DeepSeek’s Partial Open-Source Strategy | What’s Behind the AI Inference Engine?
Chinese AI startup DeepSeek has just taken a semi-bold step into the open-source world. While they aren’t giving away the entire playbook, they’ve confirmed they’ll be sharing some key parts of the tech behind how their AI models actually run—more specifically, their internal inference engine.
For anyone not knee-deep in AI jargon, inference is basically the moment an AI model stops learning and starts doing—spitting out text, images, or code based on what it has learned. And getting this process to be faster and more efficient is a big deal in the world of large language models (LLMs).
So, What’s DeepSeek Actually Sharing?
The company said its inference engine—a custom version of an open-source library called vLLM—has been crucial in speeding up both training and deployment for models like DeepSeek-V3 and DeepSeek-R1. While they aren’t open-sourcing the entire thing, they are releasing the design improvements and implementation tweaks they’ve made. These will be shared as separate, reusable libraries that developers can plug into their own projects.

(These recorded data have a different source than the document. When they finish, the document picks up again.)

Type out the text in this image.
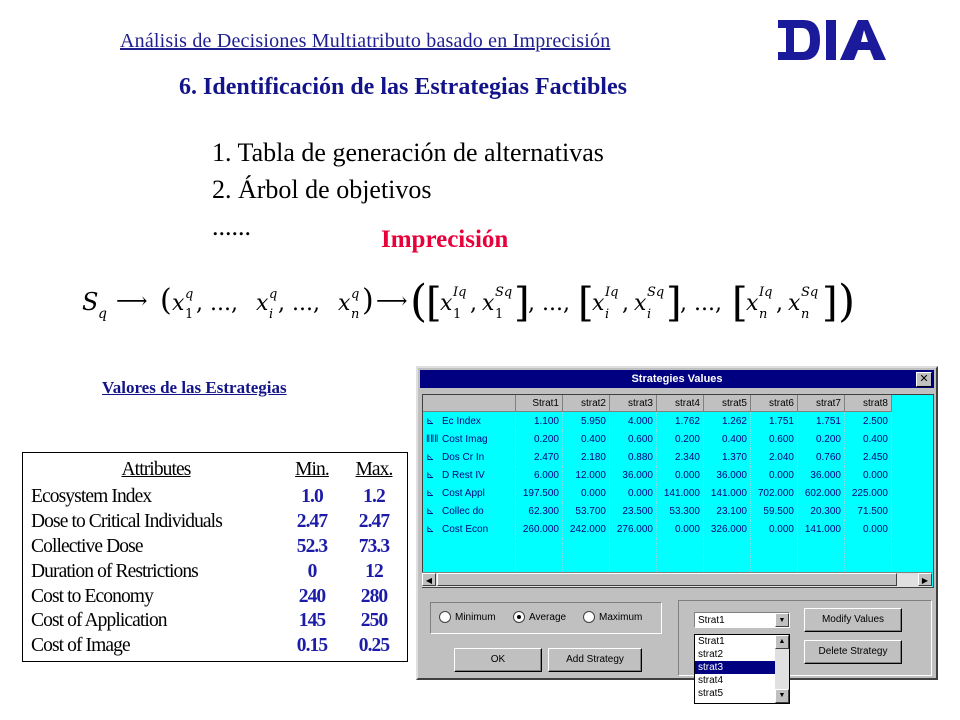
Análisis de Decisiones Multiatributo basado en Imprecisión
6. Identificación de las Estrategias Factibles
1. Tabla de generación de alternativas
2. Árbol de objetivos
......	Imprecisión
S q ⟶ ( x q
1 , ..., x q
i , ..., x q
n ) ⟶ (
[
x Iq
1 , x Sq
1 ]
, ..., [
x Iq
i , x Sq
i ]
, ..., [
x Iq
n , x Sq
n ] )
Valores de las Estrategias
Attributes	Min.	Max.
Ecosystem Index	1.0	1.2
Dose to Critical Individuals	2.47	2.47
Collective Dose	52.3	73.3
Duration of Restrictions	0	12
Cost to Economy	240	280
Cost of Application	145	250
Cost of Image	0.15	0.25
Strategies Values	✕
	Strat1	strat2	strat3	strat4	strat5	strat6	strat7	strat8
⊾ Ec Index	1.100	5.950	4.000	1.762	1.262	1.751	1.751	2.500
ǁǁǁ Cost Imag	0.200	0.400	0.600	0.200	0.400	0.600	0.200	0.400
⊾ Dos Cr In	2.470	2.180	0.880	2.340	1.370	2.040	0.760	2.450
⊾ D Rest IV	6.000	12.000	36.000	0.000	36.000	0.000	36.000	0.000
⊾ Cost Appl	197.500	0.000	0.000	141.000	141.000	702.000	602.000	225.000
⊾ Collec do	62.300	53.700	23.500	53.300	23.100	59.500	20.300	71.500
⊾ Cost Econ	260.000	242.000	276.000	0.000	326.000	0.000	141.000	0.000

◀	▶
Minimum	Average	Maximum
OK	Add Strategy
Strat1	▼
Strat1
strat2
strat3
strat4
strat5
▲
▼
Modify Values
Delete Strategy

In a note on Hugging Face (a popular hub for open-source AI models), one of DeepSeek’s researchers wrote:
“We want to give back to the community as much as we can. We are deeply grateful for the open-source ecosystem, without which our progress toward AGI [artificial general intelligence] would not be possible.”
Why Not Just Open-Source the Whole Thing?
It’s not that DeepSeek doesn’t want to—there are just a bunch of real-world issues in the way. The team pointed to things like limited bandwidth for maintenance, infrastructure restrictions, and a pretty tangled, heavily customized codebase. So instead of dropping the whole engine on GitHub, they’re being selective—sharing what they can, when they can, in ways that are actually useful to others.
This builds on their “Open-Source Week” from earlier this year, where they made parts of their AI models and tools publicly available. It’s all part of a bigger plan to contribute more to the open-source scene while still keeping some parts of the business proprietary.
Why This Matters
In an industry where most major players keep their tech tightly under wraps, even partial transparency from a company like DeepSeek is a big deal. It signals a shift toward a slightly more collaborative AI landscape—one where sharing knowledge is starting to matter as much as shipping products.
It’s also a smart move for DeepSeek. By supporting the broader developer community and being vocal about how they’re optimizing AI performance, they’re building trust and relevance in a space that’s moving fast—and getting more competitive by the day.
So no, they’re not throwing open every door just yet. But in a field where secrecy is the norm, even cracking a window is worth talking about.